Slow progress for wind power industry
June 28, 2012 Category Alternative energy, Environment
“The second round of bidding for offshore concession projects, which had been scheduled to start in the first half of 2012, is likely to be put off due to significant delays in the first concession projects,” said Shi Pengfei, Vice President of the China Wind Energy Association. The second group of concession projects, totaling up to 2 GW, are to be built in Jiangsu, Hebei, Shandong, Zhejiang and Guangdong provinces. According to the National Energy Administration (NEA), China will build 5 GW of off-shore wind projects by 2015. But Shi said delays may mean missing the target. China’s installed off-shore wind power capacity was only 258 MW last year, statistics from the Global Wind Energy Council show, although China’s onshore wind power capacity is the world’s largest reaching almost 63 GW last year. In 2010, China awarded four contracts in the first round of bids to construct 1 GW of wind capacity in off-shore and intertidal (shoreline areas exposed at low tide) concession projects that were to be completed in four years. However, construction hasn’t started on the projects. “A lack of coordination among different government bodies” was one cause of the delays, said Liu Qi, Deputy General Manager of Shanghai Electric Wind Power Equipment Co, a wind turbine manufacturer. Industry participants also mention site changes, environmental issues and low feed-in tariffs as reasons for the lack of progress. Since China’s wind farm developers were competing for the first off-shore projects regardless of price to get a foothold in the market, the average feed-in-tariff was only about CNY0.7 per kilowatt hour, which barely covers costs. An economically viable off-shore feed-in tariff should be at least CNY0.8 per kWh, according to turbine makers and wind farm operators.
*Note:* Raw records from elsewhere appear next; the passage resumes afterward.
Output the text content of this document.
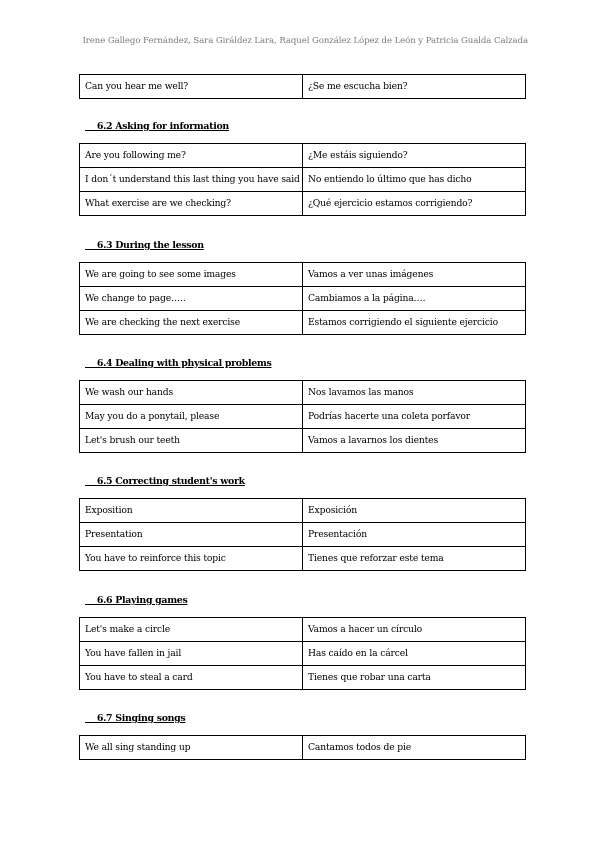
Irene Gallego Fernández, Sara Giráldez Lara, Raquel González López de León y Patricia Gualda Calzada
Can you hear me well?	¿Se me escucha bien?
6.2 Asking for information
Are you following me?	¿Me estáis siguiendo?
I don´t understand this last thing you have said	No entiendo lo último que has dicho
What exercise are we checking?	¿Qué ejercicio estamos corrigiendo?
6.3 During the lesson
We are going to see some images	Vamos a ver unas imágenes
We change to page…..	Cambiamos a la página….
We are checking the next exercise	Estamos corrigiendo el siguiente ejercicio
6.4 Dealing with physical problems
We wash our hands	Nos lavamos las manos
May you do a ponytail, please	Podrías hacerte una coleta porfavor
Let's brush our teeth	Vamos a lavarnos los dientes
6.5 Correcting student's work
Exposition	Exposición
Presentation	Presentación
You have to reinforce this topic	Tienes que reforzar este tema
6.6 Playing games
Let's make a circle	Vamos a hacer un círculo
You have fallen in jail	Has caído en la cárcel
You have to steal a card	Tienes que robar una carta
6.7 Singing songs
We all sing standing up	Cantamos todos de pie
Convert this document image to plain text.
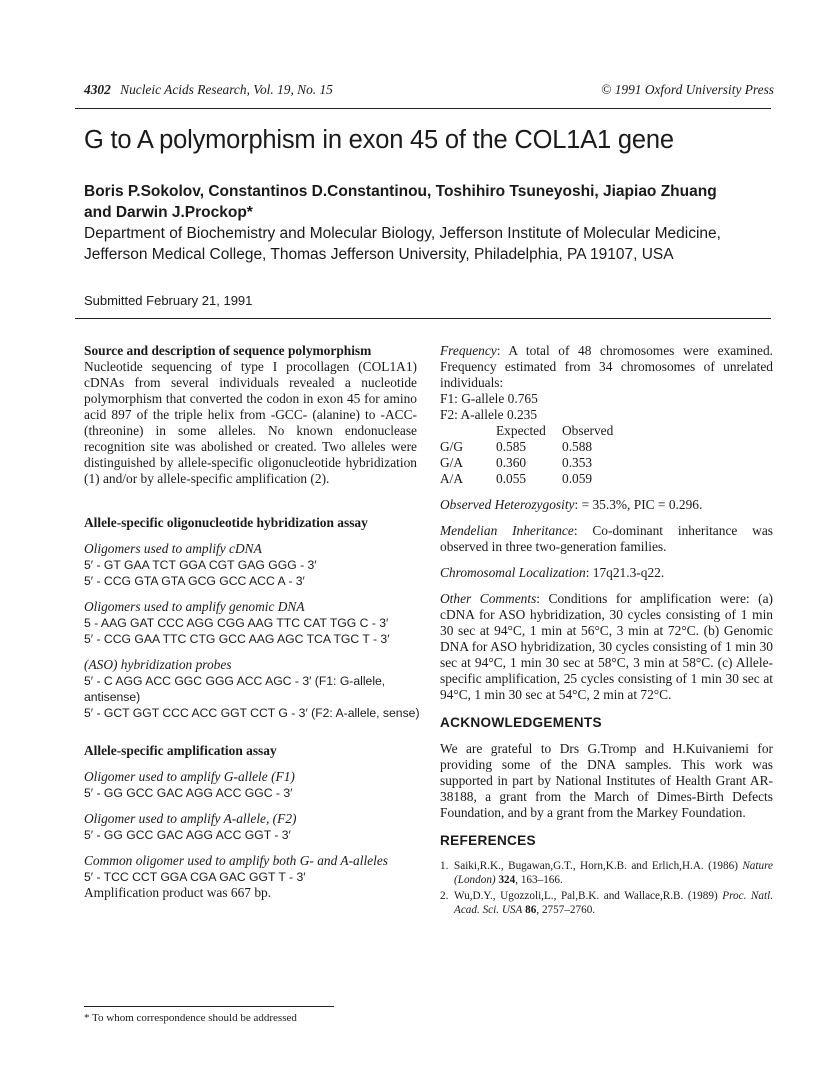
4302 Nucleic Acids Research, Vol. 19, No. 15	© 1991 Oxford University Press
G to A polymorphism in exon 45 of the COL1A1 gene
Boris P.Sokolov, Constantinos D.Constantinou, Toshihiro Tsuneyoshi, Jiapiao Zhuang and Darwin J.Prockop*
Department of Biochemistry and Molecular Biology, Jefferson Institute of Molecular Medicine, Jefferson Medical College, Thomas Jefferson University, Philadelphia, PA 19107, USA
Submitted February 21, 1991

Source and description of sequence polymorphism

Nucleotide sequencing of type I procollagen (COL1A1) cDNAs from several individuals revealed a nucleotide polymorphism that converted the codon in exon 45 for amino acid 897 of the triple helix from -GCC- (alanine) to -ACC- (threonine) in some alleles. No known endonuclease recognition site was abolished or created. Two alleles were distinguished by allele-specific oligonucleotide hybridization (1) and/or by allele-specific amplification (2).

Allele-specific oligonucleotide hybridization assay

Oligomers used to amplify cDNA

5′ - GT GAA TCT GGA CGT GAG GGG - 3′

5′ - CCG GTA GTA GCG GCC ACC A - 3′

Oligomers used to amplify genomic DNA

5 - AAG GAT CCC AGG CGG AAG TTC CAT TGG C - 3′

5′ - CCG GAA TTC CTG GCC AAG AGC TCA TGC T - 3′

(ASO) hybridization probes

5′ - C AGG ACC GGC GGG ACC AGC - 3′ (F1: G-allele,

antisense)

5′ - GCT GGT CCC ACC GGT CCT G - 3′ (F2: A-allele, sense)

Allele-specific amplification assay

Oligomer used to amplify G-allele (F1)

5′ - GG GCC GAC AGG ACC GGC - 3′

Oligomer used to amplify A-allele, (F2)

5′ - GG GCC GAC AGG ACC GGT - 3′

Common oligomer used to amplify both G- and A-alleles

5′ - TCC CCT GGA CGA GAC GGT T - 3′

Amplification product was 667 bp.

Frequency: A total of 48 chromosomes were examined. Frequency estimated from 34 chromosomes of unrelated individuals:

F1: G-allele 0.765

F2: A-allele 0.235

	Expected	Observed
G/G	0.585	0.588
G/A	0.360	0.353
A/A	0.055	0.059

Observed Heterozygosity: = 35.3%, PIC = 0.296.

Mendelian Inheritance: Co-dominant inheritance was observed in three two-generation families.

Chromosomal Localization: 17q21.3-q22.

Other Comments: Conditions for amplification were: (a) cDNA for ASO hybridization, 30 cycles consisting of 1 min 30 sec at 94°C, 1 min at 56°C, 3 min at 72°C. (b) Genomic DNA for ASO hybridization, 30 cycles consisting of 1 min 30 sec at 94°C, 1 min 30 sec at 58°C, 3 min at 58°C. (c) Allele-specific amplification, 25 cycles consisting of 1 min 30 sec at 94°C, 1 min 30 sec at 54°C, 2 min at 72°C.

ACKNOWLEDGEMENTS

We are grateful to Drs G.Tromp and H.Kuivaniemi for providing some of the DNA samples. This work was supported in part by National Institutes of Health Grant AR-38188, a grant from the March of Dimes-Birth Defects Foundation, and by a grant from the Markey Foundation.

REFERENCES

1. Saiki,R.K., Bugawan,G.T., Horn,K.B. and Erlich,H.A. (1986) Nature (London) 324, 163–166.
2. Wu,D.Y., Ugozzoli,L., Pal,B.K. and Wallace,R.B. (1989) Proc. Natl. Acad. Sci. USA 86, 2757–2760.
* To whom correspondence should be addressed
China’s only offshore wind farm in commercial operation is the 102 MW Shanghai East Sea Bridge Off-shore Wind Farm, which went into operation in June 2010. The feed-in tariff for this project was CNY0.978 per kWh. “The government will review the first four off-shore projects and changes in the feed-in tariff are likely,” said Li Junfeng, President of the China Renewable Energy Industries Association.